Re-applying OCR has never worked for me (at least in Acrobat). There’s some anecdotal articles online to similar effect, eg this one. My guess is that it’s something to do with the fonts in the OCR layer. SW
I tried running OCR in DT, which interestingly did change the text layer but didn’t solve the problem, I guess because the data has been corrupted.
FWIW, this was the process:
1 Original PDF as received:
(b) OCR Text:
model number CC-CL-50W-203 (Type A Light)

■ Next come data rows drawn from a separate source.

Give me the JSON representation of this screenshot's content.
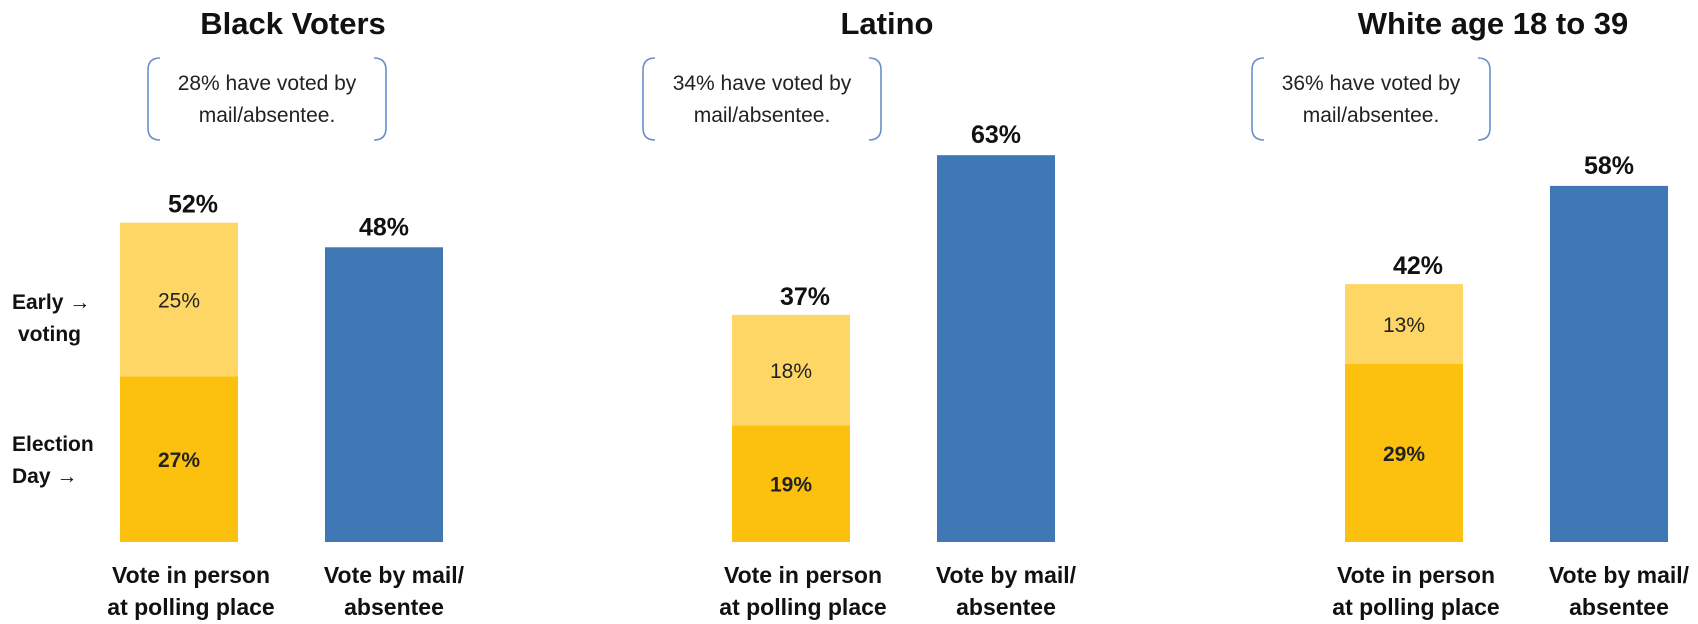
{
  "side_labels": {
    "early": [
      "Early →",
      "voting"
    ],
    "election_day": [
      "Election",
      "Day →"
    ]
  },
  "colors": {
    "early_voting": "#FDD666",
    "election_day": "#FBC10E",
    "mail": "#3F78B5",
    "brace": "#6A8FC8"
  },
  "chart_data": [
    {
      "type": "bar",
      "title": "Black Voters",
      "note": [
        "28% have voted by",
        "mail/absentee."
      ],
      "categories": [
        [
          "Vote in person",
          "at polling place"
        ],
        [
          "Vote by mail/",
          "absentee"
        ]
      ],
      "in_person": {
        "total": 52,
        "total_label": "52%",
        "early_voting": 25,
        "early_label": "25%",
        "election_day": 27,
        "election_day_label": "27%"
      },
      "mail": {
        "total": 48,
        "total_label": "48%"
      }
    },
    {
      "type": "bar",
      "title": "Latino",
      "note": [
        "34% have voted by",
        "mail/absentee."
      ],
      "categories": [
        [
          "Vote in person",
          "at polling place"
        ],
        [
          "Vote by mail/",
          "absentee"
        ]
      ],
      "in_person": {
        "total": 37,
        "total_label": "37%",
        "early_voting": 18,
        "early_label": "18%",
        "election_day": 19,
        "election_day_label": "19%"
      },
      "mail": {
        "total": 63,
        "total_label": "63%"
      }
    },
    {
      "type": "bar",
      "title": "White age 18 to 39",
      "note": [
        "36% have voted by",
        "mail/absentee."
      ],
      "categories": [
        [
          "Vote in person",
          "at polling place"
        ],
        [
          "Vote by mail/",
          "absentee"
        ]
      ],
      "in_person": {
        "total": 42,
        "total_label": "42%",
        "early_voting": 13,
        "early_label": "13%",
        "election_day": 29,
        "election_day_label": "29%"
      },
      "mail": {
        "total": 58,
        "total_label": "58%"
      }
    }
  ]
}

el number NK-DLW1-50W29 (Type F Light).
2 PDF after problem appeared (outline/ bookmarks created in Acrobat Pro DC, imported to DT3.7.2, highlighting applied in DT before font went skewy):
(b) OCR text:
model number CC-CL-50W-2T0y3p(e A Light)
el number NK-DLW1-50W2T9y(pe F Light).
3 After OCR in DT3.7.2:
(b) OCR text:
model number CC-CL-50W-2Q$£ A Light)
el number NK-DLW1-50W^e F Light).
So OCR in DT is changing the text layer (& maybe it might fix the OP’s issue - I’ll try when I next get the OCR problem the OP was referring to with the question-mark-in-box characters).
I’ve noticed some other occasional problems with particular PDFs recently - the first page of a PDF going completely black and PDF pages where I have highlighted text using DT not rendering DT (they look white, with no text).
I suspect at least some of the problems are caused by bad PDFs and the rest are a product of the macOS PDFkit issue.
Apologies for the long rambling post. Thankyou for your attention to the forums, as always. I feel bad taking up your time as I’m certain it is not a problem with DT (which BTW I use 8+ hrs a day and as you know is fantastic).
As @BLUEFROG said, yes, it is one of the Apple PDF kit issues. I have perfectly valid PDFs that I can see in Windows, iOS and macOS with 3rd party apps (like PDF Expert, GoodReader or PDF Viewer from PSPDFKIT) but not with native macOS preview or any other application that use that framework.
Your last resort could be installing a ghostscript-like virtual printer, print the PDF into full graphic and then OCR it with DT or another tool. I don’t know any virtual printer for macOS, but you could use Windows 10 native “Print to PDF” to do it if you have access to a Windows 10 machine (virtual or real).